The ideal biomarker for malignant GCTs would be: stable within body fluids; abundant compared with levels in individuals who were healthy, had benign GCTs or non-GCT pathology; and present regardless of patient age (paediatric or adult), anatomical site of disease (gonadal or extragonadal, including intracranial) or histological subtype (e.g., YST, germinoma and EC) (Murray and Coleman, 2012). Recent years have seen the emergence of microRNAs (miRNAs) as a new generation of biomarkers in malignant GCTs (Murray and Coleman, 2012). MicroRNAs are short, non-protein coding RNAs that are highly stable and well-suited for disease diagnosis and monitoring (Mitchell et al, 2008). We previously demonstrated that the eight main miRNAs from the miR–371–373 and miR–302/367 clusters were overexpressed in all malignant GCT tissues (Palmer et al, 2010). By using a multiplexed qRT–PCR protocol, we identified that levels of miRNAs from these two clusters were elevated in the serum of a paediatric patient at the time of diagnosis of an extragonadal malignant GCT, with levels falling and remaining low during uneventful clinical follow-up (Murray et al, 2011b). In the same year, we confirmed these serum findings in extracranial malignant GCTs across a range of representative ages (paediatric and adult), anatomical sites (gonadal and extragonadal) and histological subtypes (YST, germinoma and EC), the majority of which were AFP/HCG marker-negative (Murray et al, 2011a; Murray and Coleman, 2012).

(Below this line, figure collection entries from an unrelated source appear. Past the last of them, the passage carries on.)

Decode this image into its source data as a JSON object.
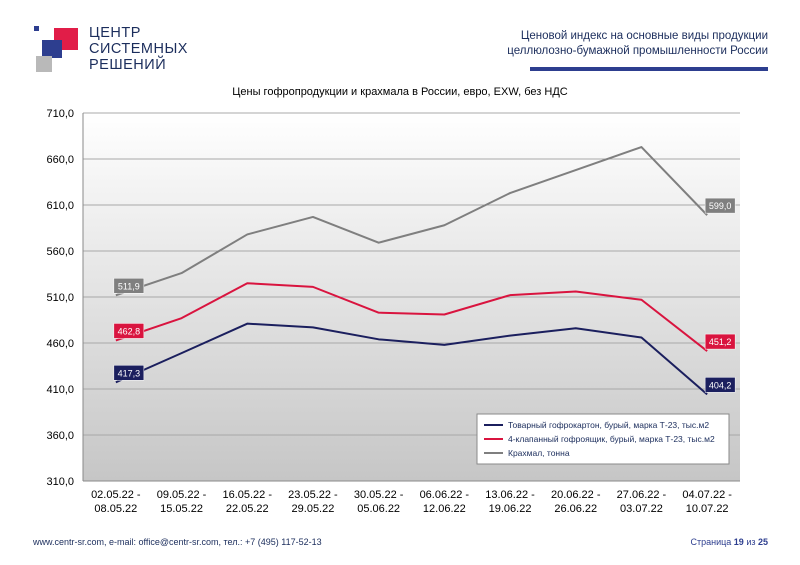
{
  "brand": {
    "line1": "ЦЕНТР",
    "line2": "СИСТЕМНЫХ",
    "line3": "РЕШЕНИЙ",
    "colors": {
      "red": "#e11d48",
      "blue": "#2d3e8f",
      "gray": "#b9b9b9",
      "dark": "#1b2d5c"
    }
  },
  "header": {
    "line1": "Ценовой  индекс  на  основные виды продукции",
    "line2": "целлюлозно-бумажной промышленности России"
  },
  "chart_data": {
    "type": "line",
    "title": "Цены гофропродукции и крахмала в России, евро, EXW, без НДС",
    "ylim": [
      310,
      710
    ],
    "yticks": [
      "710,0",
      "660,0",
      "610,0",
      "560,0",
      "510,0",
      "460,0",
      "410,0",
      "360,0",
      "310,0"
    ],
    "ytick_values": [
      710,
      660,
      610,
      560,
      510,
      460,
      410,
      360,
      310
    ],
    "categories": [
      [
        "02.05.22 -",
        "08.05.22"
      ],
      [
        "09.05.22 -",
        "15.05.22"
      ],
      [
        "16.05.22 -",
        "22.05.22"
      ],
      [
        "23.05.22 -",
        "29.05.22"
      ],
      [
        "30.05.22 -",
        "05.06.22"
      ],
      [
        "06.06.22 -",
        "12.06.22"
      ],
      [
        "13.06.22 -",
        "19.06.22"
      ],
      [
        "20.06.22 -",
        "26.06.22"
      ],
      [
        "27.06.22 -",
        "03.07.22"
      ],
      [
        "04.07.22 -",
        "10.07.22"
      ]
    ],
    "grid": true,
    "legend_position": "bottom-right",
    "series": [
      {
        "name": "Товарный гофрокартон, бурый, марка Т-23, тыс.м2",
        "color": "#1b1f5e",
        "values": [
          417.3,
          449,
          481,
          477,
          464,
          458,
          468,
          476,
          466,
          404.2
        ],
        "first_label": "417,3",
        "last_label": "404,2"
      },
      {
        "name": "4-клапанный гофроящик, бурый, марка Т-23, тыс.м2",
        "color": "#d9143f",
        "values": [
          462.8,
          487,
          525,
          521,
          493,
          491,
          512,
          516,
          507,
          451.2
        ],
        "first_label": "462,8",
        "last_label": "451,2"
      },
      {
        "name": "Крахмал, тонна",
        "color": "#7f7f7f",
        "values": [
          511.9,
          536,
          578,
          597,
          569,
          588,
          623,
          648,
          673,
          599.0
        ],
        "first_label": "511,9",
        "last_label": "599,0"
      }
    ]
  },
  "footer": {
    "contacts": "www.centr-sr.com, e-mail: office@centr-sr.com, тел.: +7 (495) 117-52-13",
    "page_word": "Страница",
    "page_num": "19",
    "of_word": "из",
    "page_total": "25"
  }
}
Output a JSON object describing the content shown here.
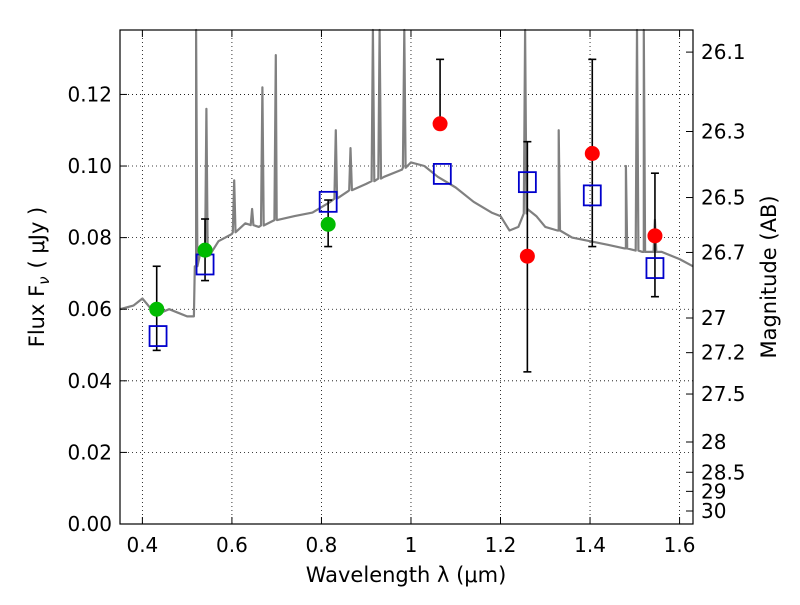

Although our serum miRNA findings in malignant GCTs have since been confirmed and extended, the published studies have exclusively (Belge et al, 2012; Dieckmann et al, 2012; Rijlaarsdam et al, 2015; Spiekermann et al, 2015a; Syring et al, 2015) or predominantly (Gillis et al, 2013) involved adult testicular tumours. In such cases, a consensus panel of four serum miRNAs from the miR–371–373 and miR–302/367 clusters (namely miR–371a–3p, miR–372–3p, miR–373–3p and miR–367–3p) has been shown to be highly sensitive and specific for detecting malignant GCTs (Gillis et al, 2013; Syring et al, 2015). The present study represents the first systematic interrogation of expression of these miRNA clusters in serum/cerebrospinal fluid (CSF) samples from patients with paediatric malignant GCTs. Our analysis included serum levels at diagnosis for both ovarian and testicular disease, early detection of relapse and levels in CSF and serum in intracranial disease. Our investigation of the utility of these miRNAs is underpinned by the development of a robust pipeline for their quantification, including essential quality control (QC) steps. The pipeline is scalable, transferable and suitable for widespread adoption into routine clinical practice.

Materials and Methods

The study received approval from the Multicentre Research Ethics Committee (reference 02/4/71) and Cambridge Local Research Ethics Committee (reference 01/128), and was performed with full informed parental consent. All experimental steps were compliant with the minimum information for publication of quantitative real-time PCR experiments (MIQE; Bustin et al, 2009). Full details are available on request.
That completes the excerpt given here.